This statistic shows the average amount spent on real and fake Christmas trees in the United States from 2010 to 2013. The figures from the National Christmas Tree Association show that U.S. consumers spent an average of 34.87 U.S. dollars on real Christmas trees, while spending an average of 70.55 U.S. dollars on fake Christmas trees in 2011.
Christmas and Christmas trees in the United States
Usually a decorated evergreen conifer such as spruce, pine or fir, the Christmas tree is traditionally associated with the widely celebrated holiday of Christmas. The tree was traditionally decorated with edibles such as apples, nuts or dates and was illuminated by candles. Today, a wide variety of traditional ornaments such as garland, tinsel, candy canes and Christmas lights are used. The custom originated in early modern Germany around the sixteenth century and was introduced in North America in the eighteenth century by Brunswick soldiers. The most commonly used species are fir trees, which do not shed their needles when they dry out and also retain good foliage color and scent.

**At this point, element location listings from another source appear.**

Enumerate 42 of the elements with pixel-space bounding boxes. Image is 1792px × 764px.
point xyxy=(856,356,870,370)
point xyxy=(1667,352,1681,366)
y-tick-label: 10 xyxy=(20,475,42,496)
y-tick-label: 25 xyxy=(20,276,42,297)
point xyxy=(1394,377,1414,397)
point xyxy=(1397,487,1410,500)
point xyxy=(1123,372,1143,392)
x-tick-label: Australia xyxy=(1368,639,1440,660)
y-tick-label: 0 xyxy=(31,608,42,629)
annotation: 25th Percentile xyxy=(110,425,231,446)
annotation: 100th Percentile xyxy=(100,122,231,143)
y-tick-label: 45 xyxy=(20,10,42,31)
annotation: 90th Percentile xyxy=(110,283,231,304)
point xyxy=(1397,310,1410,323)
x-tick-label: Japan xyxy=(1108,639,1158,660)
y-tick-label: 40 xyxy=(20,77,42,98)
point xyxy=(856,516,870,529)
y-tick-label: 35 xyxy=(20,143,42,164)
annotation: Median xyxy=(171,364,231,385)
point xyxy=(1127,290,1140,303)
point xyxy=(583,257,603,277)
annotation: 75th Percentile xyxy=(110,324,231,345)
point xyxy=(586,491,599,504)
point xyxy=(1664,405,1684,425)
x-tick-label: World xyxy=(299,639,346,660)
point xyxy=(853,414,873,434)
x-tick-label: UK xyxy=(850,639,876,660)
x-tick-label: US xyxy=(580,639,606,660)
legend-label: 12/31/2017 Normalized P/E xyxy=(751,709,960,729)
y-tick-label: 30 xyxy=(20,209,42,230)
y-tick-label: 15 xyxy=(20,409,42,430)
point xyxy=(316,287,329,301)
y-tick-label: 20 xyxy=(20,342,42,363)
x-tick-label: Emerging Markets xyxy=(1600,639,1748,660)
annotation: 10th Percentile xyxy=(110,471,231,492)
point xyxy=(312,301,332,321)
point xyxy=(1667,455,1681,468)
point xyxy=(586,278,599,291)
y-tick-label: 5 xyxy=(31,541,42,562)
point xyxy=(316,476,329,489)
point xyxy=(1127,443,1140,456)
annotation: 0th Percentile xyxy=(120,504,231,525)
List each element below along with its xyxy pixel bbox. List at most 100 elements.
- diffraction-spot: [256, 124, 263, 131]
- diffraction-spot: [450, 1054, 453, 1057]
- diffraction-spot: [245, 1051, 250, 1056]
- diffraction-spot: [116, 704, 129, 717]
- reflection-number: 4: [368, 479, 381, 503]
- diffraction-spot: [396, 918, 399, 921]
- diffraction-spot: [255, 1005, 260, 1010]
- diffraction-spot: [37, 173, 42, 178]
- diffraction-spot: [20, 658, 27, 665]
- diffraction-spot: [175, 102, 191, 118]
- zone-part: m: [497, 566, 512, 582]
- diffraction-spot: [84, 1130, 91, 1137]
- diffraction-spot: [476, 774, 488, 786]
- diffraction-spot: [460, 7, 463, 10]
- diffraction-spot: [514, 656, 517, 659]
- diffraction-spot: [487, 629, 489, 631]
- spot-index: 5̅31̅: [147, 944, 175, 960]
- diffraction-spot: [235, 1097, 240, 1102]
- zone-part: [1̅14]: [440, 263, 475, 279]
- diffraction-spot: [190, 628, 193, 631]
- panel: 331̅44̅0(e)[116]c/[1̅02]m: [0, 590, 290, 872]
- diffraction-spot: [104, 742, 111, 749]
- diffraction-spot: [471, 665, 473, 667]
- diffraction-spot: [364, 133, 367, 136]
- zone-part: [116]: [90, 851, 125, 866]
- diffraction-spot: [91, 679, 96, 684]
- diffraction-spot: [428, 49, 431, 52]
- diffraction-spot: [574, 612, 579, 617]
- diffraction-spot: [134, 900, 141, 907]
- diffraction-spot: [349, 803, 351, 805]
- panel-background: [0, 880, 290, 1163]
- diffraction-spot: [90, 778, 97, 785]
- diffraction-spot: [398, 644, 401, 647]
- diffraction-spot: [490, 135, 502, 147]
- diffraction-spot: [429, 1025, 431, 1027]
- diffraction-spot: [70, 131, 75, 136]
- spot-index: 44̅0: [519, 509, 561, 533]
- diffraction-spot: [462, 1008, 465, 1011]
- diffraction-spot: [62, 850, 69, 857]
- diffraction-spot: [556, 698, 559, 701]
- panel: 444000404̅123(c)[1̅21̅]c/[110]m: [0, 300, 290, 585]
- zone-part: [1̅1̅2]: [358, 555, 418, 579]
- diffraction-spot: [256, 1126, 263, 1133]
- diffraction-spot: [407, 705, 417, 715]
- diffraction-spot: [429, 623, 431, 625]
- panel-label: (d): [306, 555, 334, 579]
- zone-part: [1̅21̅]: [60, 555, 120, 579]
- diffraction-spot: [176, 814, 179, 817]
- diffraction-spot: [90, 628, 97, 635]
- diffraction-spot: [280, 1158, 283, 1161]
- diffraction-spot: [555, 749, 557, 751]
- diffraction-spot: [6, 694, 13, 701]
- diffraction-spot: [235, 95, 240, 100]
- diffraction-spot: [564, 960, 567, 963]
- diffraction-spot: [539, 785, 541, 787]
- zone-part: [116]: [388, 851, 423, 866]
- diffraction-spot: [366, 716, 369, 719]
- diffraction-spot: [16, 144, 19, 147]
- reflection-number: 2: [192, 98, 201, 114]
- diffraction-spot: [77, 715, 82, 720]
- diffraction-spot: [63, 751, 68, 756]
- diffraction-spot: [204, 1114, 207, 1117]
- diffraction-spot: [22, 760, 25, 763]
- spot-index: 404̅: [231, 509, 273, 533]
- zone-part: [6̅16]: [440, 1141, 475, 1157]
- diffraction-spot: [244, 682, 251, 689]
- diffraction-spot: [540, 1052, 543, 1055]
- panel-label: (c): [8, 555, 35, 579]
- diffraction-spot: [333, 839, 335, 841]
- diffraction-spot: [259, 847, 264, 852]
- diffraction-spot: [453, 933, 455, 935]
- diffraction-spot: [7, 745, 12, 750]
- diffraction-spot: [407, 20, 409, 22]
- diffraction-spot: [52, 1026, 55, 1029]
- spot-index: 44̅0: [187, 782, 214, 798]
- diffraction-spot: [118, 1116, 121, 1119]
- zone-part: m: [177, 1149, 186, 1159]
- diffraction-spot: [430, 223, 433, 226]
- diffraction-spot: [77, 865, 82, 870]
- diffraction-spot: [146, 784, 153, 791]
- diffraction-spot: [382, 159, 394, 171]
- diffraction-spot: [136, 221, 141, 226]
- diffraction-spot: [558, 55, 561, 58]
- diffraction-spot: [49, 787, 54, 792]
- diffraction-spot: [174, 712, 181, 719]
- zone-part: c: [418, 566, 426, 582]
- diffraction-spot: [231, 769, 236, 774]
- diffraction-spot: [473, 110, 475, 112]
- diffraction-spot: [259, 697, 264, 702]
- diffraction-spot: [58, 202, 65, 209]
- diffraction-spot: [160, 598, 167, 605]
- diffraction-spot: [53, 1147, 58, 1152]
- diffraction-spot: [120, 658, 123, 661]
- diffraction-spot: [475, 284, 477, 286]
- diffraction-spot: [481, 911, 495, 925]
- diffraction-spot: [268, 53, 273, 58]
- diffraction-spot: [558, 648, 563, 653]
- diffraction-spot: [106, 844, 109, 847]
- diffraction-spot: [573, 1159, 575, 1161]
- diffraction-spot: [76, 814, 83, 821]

According to the National Christmas Tree Association, there are close to 350 million Christmas trees currently growing on Christmas tree farms in the United States alone and about 25 to 30 million real Christmas trees sold every year. In 2011, Christmas tree sales (real and fake) in the United States amounted to over 40 million and the industry employs over 100,000 people.
The economic impact of Christmas is a factor that has grown steadily over the past few centuries in many regions of the world. Christmas is a peak selling season for retailers; sales increase dramatically as people purchase gifts, decorations and supplies to celebrate. In the United States, the Christmas shopping season usually starts as early as October.